I love stories like this.

RedEquality

The Houston LGBT Wedding Expo at the Galleria-area JW Marriott, which was hosted by the North Carolina-based Rainbow Wedding Network, showcased venues and companies marketing to the growing number of same-sex couples.

With the LGBT community gaining visibility and gay-marriage bans toppling in several states, wedding events and services for same-sex couples are becoming increasingly popular. Since launching the Rainbow Wedding Network in 2000, co-founder Cindy Sproul and her life partner have seen attendance at their events and demand for them grow quickly.

Sunday’s event proved to be the organization’s second-largest event of the year with more than 750 reserved tickets.

While gay marriage is not legal in Texas, many couples still exchange vows here or travel out of state for a ceremony and return home for the reception.

“Our shows in areas where there is no marriage recognition for LGBT couples tend to have a higher turnout. If you think about it, we kind of take that awkwardness out for couples,” said Sproul. “When they walk in here, they’re planning a wedding, all those businesses that are there are very excited for them. They don’t get that if they go to a traditional bridal fair.”

I’ve noted before that the legalization of same sex marriage is a boost to the economy, and with stories like this you can see why. The longer the current fight over the constitutionality of Texas’ ban on same sex marriage is drawn out, the less Texas will ultimately capitalize on this effect, since more and more people will decide not to wait but will take advantage of what is legally available to them in other states, but it will still be a boon when it happens.

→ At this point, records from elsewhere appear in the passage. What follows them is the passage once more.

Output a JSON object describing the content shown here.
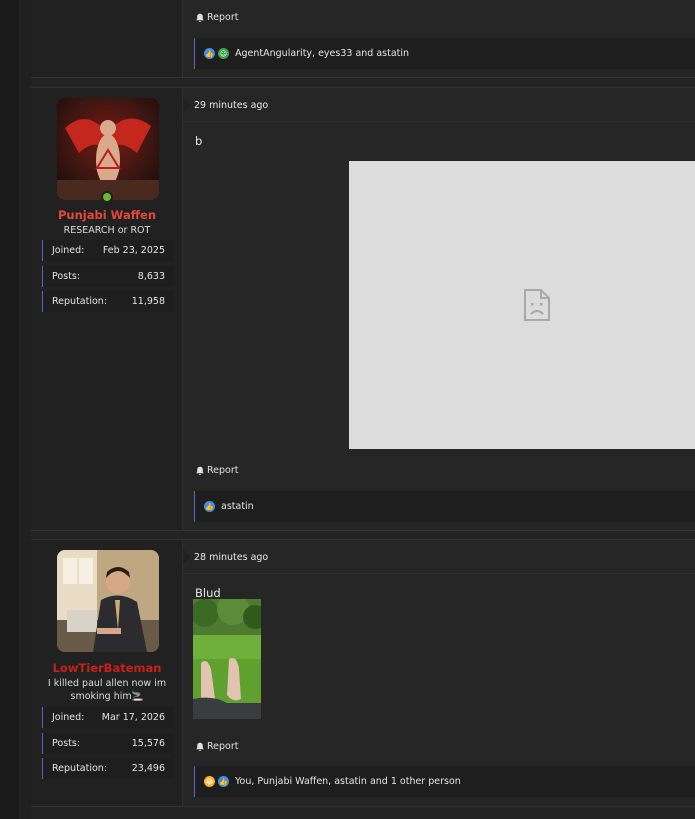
{
  "posts": [
    {
      "report_label": "Report",
      "reactors": "AgentAngularity, eyes33 and astatin"
    },
    {
      "timestamp": "29 minutes ago",
      "username": "Punjabi Waffen",
      "user_title": "RESEARCH or ROT",
      "stats": {
        "joined_label": "Joined:",
        "joined_value": "Feb 23, 2025",
        "posts_label": "Posts:",
        "posts_value": "8,633",
        "reputation_label": "Reputation:",
        "reputation_value": "11,958"
      },
      "body": "b",
      "report_label": "Report",
      "reactors": "astatin"
    },
    {
      "timestamp": "28 minutes ago",
      "username": "LowTierBateman",
      "user_title": "I killed paul allen now im smoking him🚬",
      "stats": {
        "joined_label": "Joined:",
        "joined_value": "Mar 17, 2026",
        "posts_label": "Posts:",
        "posts_value": "15,576",
        "reputation_label": "Reputation:",
        "reputation_value": "23,496"
      },
      "body": "Blud",
      "report_label": "Report",
      "reactors": "You, Punjabi Waffen, astatin and 1 other person"
    }
  ],
  "colors": {
    "username_1": "#e8463a",
    "username_2": "#c8211b",
    "accent_border": "#5a66c9",
    "online": "#6cbb2c"
  },
  "icons": [
    "bell-icon",
    "like-reaction-icon",
    "green-reaction-icon",
    "laugh-reaction-icon",
    "broken-image-icon"
  ]
}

The first same sex wedding I ever attended was in 1996, between my friends Martha and Elisabeth. Obviously, it wasn’t a wedding in a legal sense, but it was a lovely and very traditional ceremony at one of the progressive Episcopal churches in Montrose. The brides found a clever hack for dealing with wedding registries, which of course required a groom’s name as part of the couple. Each registered as the bride at one of the locations where they wanted to register, and for the groom’s name they simply entered the first and middle initials and last name of their betrothed as the groom. Neither Dillard’s nor Bed, Bath & Beyond were any the wiser, and they reaped the benefit of their business while the guests enjoyed the convenience of the service they normally expected. Oh, and the world didn’t end and eighteen years later they’re still married, now in the official legal sense, in California. And I hope that someday soon people like them will be able to register together without going through any subterfuge just as straight couples do.